I'd keep the faster one. You can also test/benchmark this variation:

SELECT s.email_address, 
       s.first_name, 
       s.last_name,
       COALESCE(t1.Colors, '') AS Colors,
       COALESCE(t2.Languages, '') AS Languages
FROM subscribers AS s
  LEFT JOIN 
    ( SELECT t1.subscriber_id, 
          GROUP_CONCAT( DISTINCT t1.value SEPARATOR '|' ) AS Colors
      FROM subscribers AS s
        JOIN subscribers_multivalued AS t1
          ON s.subscriber_id = t1.subscriber_id 
      WHERE t1.field_id = 112
        AND s.list_id = 40 
        AND s.state = 1
      GROUP BY t1.subscriber_id 
    ) AS t1
    ON s.subscriber_id = t1.subscriber_id 
  LEFT JOIN 
    ( SELECT t2.subscriber_id, 
             GROUP_CONCAT( DISTINCT t2.value SEPARATOR '|' ) AS Languages
      FROM subscribers AS s
        JOIN subscribers_multivalued AS t2
          ON s.subscriber_id = t2.subscriber_id 
      WHERE t2.field_id = 111
        AND s.list_id = 40 
        AND s.state = 1
      GROUP BY t2.subscriber_id 
    ) AS t2
    ON s.subscriber_id = t2.subscriber_id 
WHERE s.list_id = 40 
  AND s.state = 1 ;

If (field_id, subscriber_id, value) is unique in table subscribers_multivalued, you can also drop the two DISTINCT.


Regarding speed and efficiency, check the indexes you have.

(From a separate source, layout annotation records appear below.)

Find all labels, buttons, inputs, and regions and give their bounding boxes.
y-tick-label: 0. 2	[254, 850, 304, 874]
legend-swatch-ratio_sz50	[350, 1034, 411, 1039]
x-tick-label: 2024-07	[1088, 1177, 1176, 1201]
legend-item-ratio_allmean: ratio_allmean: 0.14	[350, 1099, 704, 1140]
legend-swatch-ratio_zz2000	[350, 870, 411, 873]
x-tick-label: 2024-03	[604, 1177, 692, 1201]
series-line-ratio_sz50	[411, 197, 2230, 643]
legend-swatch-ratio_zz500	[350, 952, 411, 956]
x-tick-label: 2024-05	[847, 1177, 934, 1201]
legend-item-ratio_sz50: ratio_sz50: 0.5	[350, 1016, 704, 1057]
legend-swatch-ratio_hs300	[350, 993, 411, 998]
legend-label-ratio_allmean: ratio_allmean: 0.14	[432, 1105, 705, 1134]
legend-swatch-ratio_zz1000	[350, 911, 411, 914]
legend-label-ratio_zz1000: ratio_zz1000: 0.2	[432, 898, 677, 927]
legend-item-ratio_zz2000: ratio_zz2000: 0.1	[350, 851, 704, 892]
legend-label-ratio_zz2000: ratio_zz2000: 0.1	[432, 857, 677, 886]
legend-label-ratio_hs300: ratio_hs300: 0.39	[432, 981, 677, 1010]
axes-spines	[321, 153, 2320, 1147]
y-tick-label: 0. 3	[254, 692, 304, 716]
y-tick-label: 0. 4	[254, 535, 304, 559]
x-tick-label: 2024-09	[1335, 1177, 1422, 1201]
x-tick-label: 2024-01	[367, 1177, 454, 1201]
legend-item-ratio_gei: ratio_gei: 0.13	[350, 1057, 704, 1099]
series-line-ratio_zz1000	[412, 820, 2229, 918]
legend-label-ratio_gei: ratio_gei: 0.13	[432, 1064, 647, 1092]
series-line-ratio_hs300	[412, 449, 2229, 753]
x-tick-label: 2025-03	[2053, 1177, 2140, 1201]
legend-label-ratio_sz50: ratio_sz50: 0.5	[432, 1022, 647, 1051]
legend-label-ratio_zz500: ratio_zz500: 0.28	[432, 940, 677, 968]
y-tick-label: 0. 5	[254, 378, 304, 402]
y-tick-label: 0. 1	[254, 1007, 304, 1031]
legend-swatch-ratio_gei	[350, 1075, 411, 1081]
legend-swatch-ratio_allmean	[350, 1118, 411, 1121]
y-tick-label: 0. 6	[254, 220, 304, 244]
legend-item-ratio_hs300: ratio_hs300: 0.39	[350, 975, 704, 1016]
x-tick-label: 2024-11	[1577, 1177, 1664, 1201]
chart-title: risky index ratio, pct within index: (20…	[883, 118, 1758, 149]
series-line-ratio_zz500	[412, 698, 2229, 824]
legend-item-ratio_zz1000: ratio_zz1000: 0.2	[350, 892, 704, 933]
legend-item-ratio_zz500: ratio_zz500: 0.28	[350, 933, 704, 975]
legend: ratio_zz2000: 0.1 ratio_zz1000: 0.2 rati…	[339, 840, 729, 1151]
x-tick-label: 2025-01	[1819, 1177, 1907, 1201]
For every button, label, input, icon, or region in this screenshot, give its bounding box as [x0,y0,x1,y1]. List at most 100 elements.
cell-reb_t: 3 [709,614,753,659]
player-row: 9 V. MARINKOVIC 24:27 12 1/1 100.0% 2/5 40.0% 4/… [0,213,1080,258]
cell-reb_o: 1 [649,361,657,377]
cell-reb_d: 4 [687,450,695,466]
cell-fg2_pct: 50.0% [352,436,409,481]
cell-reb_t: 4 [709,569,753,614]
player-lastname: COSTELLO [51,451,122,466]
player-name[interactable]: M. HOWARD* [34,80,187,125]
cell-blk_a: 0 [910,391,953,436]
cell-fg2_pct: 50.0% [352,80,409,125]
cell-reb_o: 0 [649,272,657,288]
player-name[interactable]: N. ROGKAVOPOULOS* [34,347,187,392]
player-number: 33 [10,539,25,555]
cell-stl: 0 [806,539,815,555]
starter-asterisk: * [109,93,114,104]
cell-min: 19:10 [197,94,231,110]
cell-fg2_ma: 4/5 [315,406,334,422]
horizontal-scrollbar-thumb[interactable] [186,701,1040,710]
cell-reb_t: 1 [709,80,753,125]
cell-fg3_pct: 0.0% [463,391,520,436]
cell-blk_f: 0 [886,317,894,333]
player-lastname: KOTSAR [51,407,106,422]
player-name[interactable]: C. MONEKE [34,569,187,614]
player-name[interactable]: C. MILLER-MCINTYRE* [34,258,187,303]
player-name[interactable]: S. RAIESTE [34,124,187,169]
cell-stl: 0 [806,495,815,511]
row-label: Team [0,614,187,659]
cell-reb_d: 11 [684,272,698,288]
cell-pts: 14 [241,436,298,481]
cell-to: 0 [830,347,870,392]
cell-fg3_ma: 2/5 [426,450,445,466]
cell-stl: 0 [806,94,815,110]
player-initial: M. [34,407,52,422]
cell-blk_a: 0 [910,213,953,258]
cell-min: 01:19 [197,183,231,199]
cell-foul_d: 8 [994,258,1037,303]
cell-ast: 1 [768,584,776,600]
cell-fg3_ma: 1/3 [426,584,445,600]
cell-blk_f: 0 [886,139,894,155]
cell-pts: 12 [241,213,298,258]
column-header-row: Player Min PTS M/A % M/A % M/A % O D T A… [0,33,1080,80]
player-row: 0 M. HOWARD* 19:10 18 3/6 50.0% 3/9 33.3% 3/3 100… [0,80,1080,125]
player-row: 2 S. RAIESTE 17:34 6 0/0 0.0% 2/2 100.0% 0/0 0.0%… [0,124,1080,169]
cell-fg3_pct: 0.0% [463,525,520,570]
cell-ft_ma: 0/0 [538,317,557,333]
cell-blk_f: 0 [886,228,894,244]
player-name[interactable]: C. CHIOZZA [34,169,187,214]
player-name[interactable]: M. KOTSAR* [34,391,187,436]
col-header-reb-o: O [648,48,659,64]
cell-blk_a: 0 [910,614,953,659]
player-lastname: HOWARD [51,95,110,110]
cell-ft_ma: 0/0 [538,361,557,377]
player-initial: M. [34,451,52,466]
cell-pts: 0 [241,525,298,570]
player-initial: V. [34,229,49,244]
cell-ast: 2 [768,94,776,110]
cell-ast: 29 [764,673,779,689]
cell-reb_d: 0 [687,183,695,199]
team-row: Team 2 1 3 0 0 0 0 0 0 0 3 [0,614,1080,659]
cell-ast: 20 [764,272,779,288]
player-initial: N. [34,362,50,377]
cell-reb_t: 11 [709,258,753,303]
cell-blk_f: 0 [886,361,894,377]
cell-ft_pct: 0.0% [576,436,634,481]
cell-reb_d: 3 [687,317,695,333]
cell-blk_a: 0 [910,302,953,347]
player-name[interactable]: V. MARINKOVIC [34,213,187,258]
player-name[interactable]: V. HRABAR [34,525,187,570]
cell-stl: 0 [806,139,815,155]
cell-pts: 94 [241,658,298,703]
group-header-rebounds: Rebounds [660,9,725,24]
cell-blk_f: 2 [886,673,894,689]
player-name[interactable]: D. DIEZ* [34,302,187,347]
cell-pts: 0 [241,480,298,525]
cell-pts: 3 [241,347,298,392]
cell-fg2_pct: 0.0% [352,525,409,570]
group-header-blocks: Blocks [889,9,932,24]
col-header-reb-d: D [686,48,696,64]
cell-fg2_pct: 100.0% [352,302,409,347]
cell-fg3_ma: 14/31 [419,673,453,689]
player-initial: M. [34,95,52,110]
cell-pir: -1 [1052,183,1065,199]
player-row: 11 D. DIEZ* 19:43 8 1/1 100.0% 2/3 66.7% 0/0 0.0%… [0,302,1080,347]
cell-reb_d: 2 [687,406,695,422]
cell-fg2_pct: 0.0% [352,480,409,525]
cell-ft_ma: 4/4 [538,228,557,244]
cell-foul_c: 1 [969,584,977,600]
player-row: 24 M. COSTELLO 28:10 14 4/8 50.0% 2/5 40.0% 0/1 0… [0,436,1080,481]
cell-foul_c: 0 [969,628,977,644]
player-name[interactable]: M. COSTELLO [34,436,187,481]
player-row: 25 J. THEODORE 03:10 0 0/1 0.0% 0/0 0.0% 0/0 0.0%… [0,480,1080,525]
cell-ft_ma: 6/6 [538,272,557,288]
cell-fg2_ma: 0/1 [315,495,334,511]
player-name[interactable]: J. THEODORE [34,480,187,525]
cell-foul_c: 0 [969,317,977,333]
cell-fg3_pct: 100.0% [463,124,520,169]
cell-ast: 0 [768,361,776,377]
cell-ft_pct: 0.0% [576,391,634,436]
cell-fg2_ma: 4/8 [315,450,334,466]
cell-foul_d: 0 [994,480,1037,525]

These would help both your version and this one:

  • in the subscribers table, an index on either (list_id, state, subscriber_id) or (state, list_id, subscriber_id)

  • in the subscribers_multivalued table, an index on (field_id, subscriber_id, value) or (second best) on (field_id, subscriber_id).